South Korean Prosecutors Wrap up Terra Raids on Exchanges, Tech & VC Firms
A more than week-long prosecution raid of South Korean crypto exchanges and companies linked to Terraform Labs has finally come to an end, with officers admitting that finding the information they were after was challenging.
As reported, the Seoul Southern District Prosecutors’ Office-run Joint Financial and Securities Crime Investigation Team last month swooped on 15 locations as part of its ongoing probe into the “Terra(LUNC) incident.”
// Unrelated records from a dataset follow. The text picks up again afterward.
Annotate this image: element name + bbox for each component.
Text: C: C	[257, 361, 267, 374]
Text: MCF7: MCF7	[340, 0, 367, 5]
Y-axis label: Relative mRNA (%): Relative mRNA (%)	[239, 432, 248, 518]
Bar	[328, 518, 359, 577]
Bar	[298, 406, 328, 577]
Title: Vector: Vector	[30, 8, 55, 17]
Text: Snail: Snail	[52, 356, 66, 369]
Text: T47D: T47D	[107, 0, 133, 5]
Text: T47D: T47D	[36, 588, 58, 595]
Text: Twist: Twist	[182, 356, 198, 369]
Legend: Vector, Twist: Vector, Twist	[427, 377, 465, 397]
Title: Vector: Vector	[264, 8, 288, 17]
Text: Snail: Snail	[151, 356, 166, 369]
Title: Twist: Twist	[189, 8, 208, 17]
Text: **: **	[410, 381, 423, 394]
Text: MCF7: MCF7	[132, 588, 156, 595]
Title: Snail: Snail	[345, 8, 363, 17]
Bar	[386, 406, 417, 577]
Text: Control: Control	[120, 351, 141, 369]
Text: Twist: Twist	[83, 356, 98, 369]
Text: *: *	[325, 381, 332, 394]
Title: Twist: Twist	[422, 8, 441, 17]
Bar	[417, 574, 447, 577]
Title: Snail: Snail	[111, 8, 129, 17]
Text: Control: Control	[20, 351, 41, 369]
The prosecution dispatched officers to the market-leading trading platforms Upbit, Coinone, and Bithumb – along with four other exchanges – at 5:30 PM KST (8:30 AM UTC) on July 20. It is widely understood that the officers were not investigating the exchanges themselves, but rather the trading activities of individuals related to Terraform.
Officers are investigating allegations that Terraform executives were aware of an impending crash or that they “intentionally brought about” the collapse of multiple Terra ecosystem coins in May.
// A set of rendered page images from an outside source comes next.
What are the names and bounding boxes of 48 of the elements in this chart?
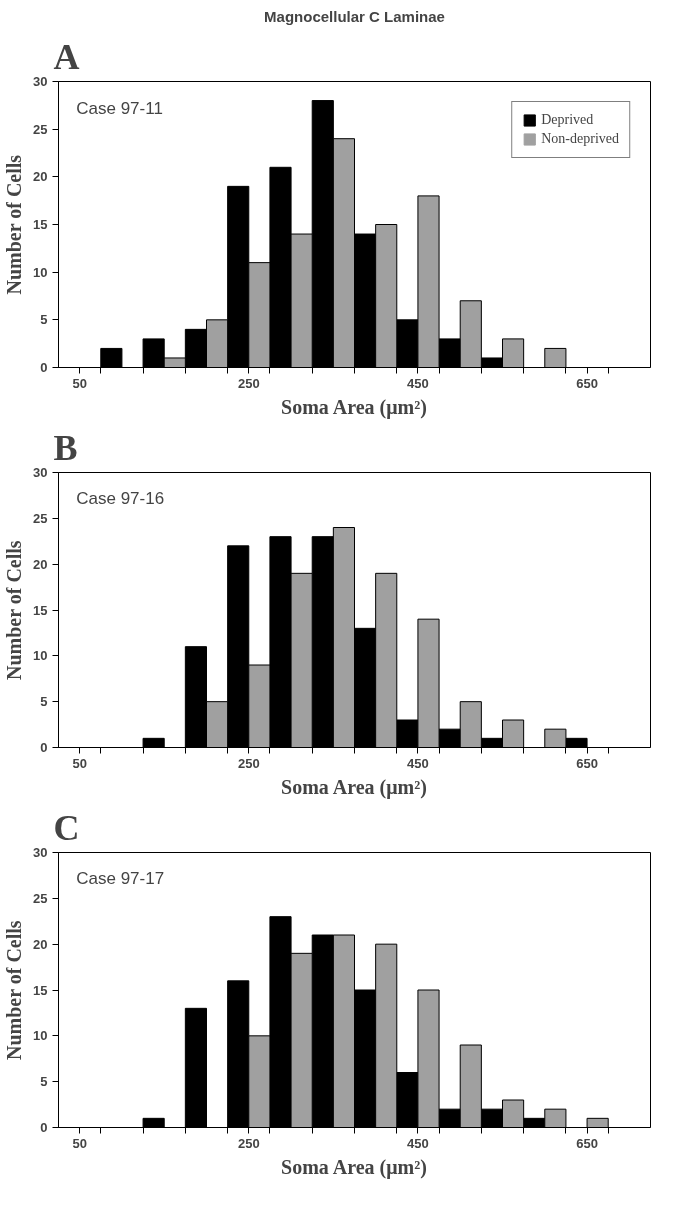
x-axis-title: Soma Area (μm²) [281, 1155, 427, 1179]
x-axis-title: Soma Area (μm²) [281, 395, 427, 419]
x-tick-label: 250 [237, 375, 260, 391]
x-tick-label: 650 [576, 755, 598, 771]
y-tick-label: 20 [33, 169, 48, 185]
y-tick-label: 0 [40, 740, 48, 755]
x-tick-label: 650 [576, 375, 598, 391]
chart-subtitle: C [53, 807, 80, 848]
y-tick-label: 5 [40, 312, 48, 328]
x-tick-label: 450 [407, 755, 429, 771]
y-tick-label: 25 [33, 890, 48, 906]
annotation: Case 97-16 [76, 489, 165, 508]
x-tick-label: 450 [407, 375, 429, 391]
x-tick-label: 250 [237, 755, 260, 771]
x-tick-label: 50 [72, 755, 87, 771]
x-tick-label: 250 [237, 1135, 260, 1151]
chart-subtitle: B [53, 427, 78, 468]
y-tick-label: 10 [33, 1028, 48, 1044]
y-tick-label: 15 [33, 982, 48, 998]
y-tick-label: 0 [40, 360, 48, 375]
y-tick-label: 5 [40, 694, 48, 710]
y-axis-title: Number of Cells [3, 920, 26, 1060]
x-tick-label: 450 [407, 1135, 429, 1151]
y-tick-label: 20 [33, 936, 48, 952]
y-tick-label: 25 [33, 121, 48, 137]
y-tick-label: 25 [33, 510, 48, 526]
y-tick-label: 30 [33, 465, 48, 480]
y-tick-label: 30 [33, 74, 48, 89]
legend-label: Deprived [541, 112, 594, 128]
y-tick-label: 15 [33, 602, 48, 618]
y-axis-title: Number of Cells [3, 540, 26, 680]
y-tick-label: 30 [33, 845, 48, 860]
x-tick-label: 50 [72, 375, 87, 391]
x-axis-title: Soma Area (μm²) [281, 775, 427, 799]
y-tick-label: 0 [40, 1120, 48, 1135]
y-axis-title: Number of Cells [3, 154, 26, 295]
chart-subtitle: A [53, 36, 80, 77]
y-tick-label: 10 [33, 648, 48, 664]
legend-label: Non-deprived [541, 131, 619, 147]
y-tick-label: 20 [33, 556, 48, 572]
annotation: Case 97-11 [76, 98, 163, 118]
x-tick-label: 650 [576, 1135, 598, 1151]
chart-title: Magnocellular C Laminae [264, 7, 445, 25]
annotation: Case 97-17 [76, 869, 165, 888]
x-tick-label: 50 [72, 1135, 87, 1151]
y-tick-label: 10 [33, 264, 48, 280]
y-tick-label: 15 [33, 217, 48, 232]
y-tick-label: 5 [40, 1074, 48, 1090]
The team also searched the Seoul home of the Terraform Labs co-founder Daniel Shin, in addition to at least two companies he is linked with – Chai, a leading fintech tech firm, and an unnamed venture capital company.
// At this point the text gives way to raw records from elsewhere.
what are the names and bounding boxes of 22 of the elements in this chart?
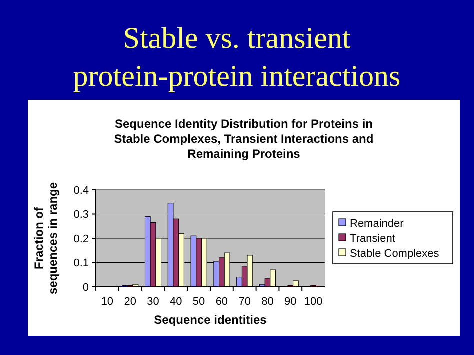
y-tick-label: 0.4 xyxy=(74,184,89,197)
x-tick-label: 40 xyxy=(170,296,182,308)
y-tick-label: 0.3 xyxy=(74,209,89,222)
legend-label: Transient xyxy=(350,232,396,245)
y-tick-label: 0.1 xyxy=(74,258,89,270)
x-tick-label: 80 xyxy=(262,296,274,308)
x-tick-label: 100 xyxy=(304,296,323,308)
legend-label: Remainder xyxy=(350,218,404,230)
x-tick-label: 60 xyxy=(216,296,228,308)
x-tick-label: 90 xyxy=(284,296,297,308)
x-tick-label: 50 xyxy=(192,296,206,308)
y-tick-label: 0.2 xyxy=(74,233,89,246)
x-axis-title: Sequence identities xyxy=(154,313,268,327)
x-tick-label: 70 xyxy=(238,296,251,308)
chart-title: Stable vs. transient protein-protein interactions xyxy=(73,22,401,93)
chart-subtitle: Sequence Identity Distribution for Proteins in Stable Complexes, Transient Interactions and Remaining Proteins xyxy=(114,117,374,161)
legend-label: Stable Complexes xyxy=(350,248,440,260)
y-axis-title: Fraction of sequences in range xyxy=(32,182,60,295)
x-tick-label: 30 xyxy=(147,296,160,308)
y-tick-label: 0 xyxy=(82,282,89,294)
x-tick-label: 10 xyxy=(101,296,114,308)
x-tick-label: 20 xyxy=(124,296,136,308)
Investors have accused Shin and his co-founder Do Kwon of willingly bringing about the crash.
Although officers were pictured leaving multiple premises in Seoul on June 21 carrying boxes full of seized materials, it appears that they later returned and spent a total of seven days at many of the addresses.
Newsis reported that Dunamu & Partners, a subsidiary of the Upbit operator Dunamu, which bought a substantial number of LUNC tokens in 2018, was also raided. The firm sold its entire LUNC holdings for bitcoin (BTC) in February 2021, and its parent company has dismissed allegations of wrongdoing.
The same report quoted an unnamed official from the prosecution team as stating:
“It took us a long time to extract the [data we were looking for] from the confiscated [files and documents] by using digital forensics. It also took us a long time to check the [data’s] relevance [as potential] evidence.”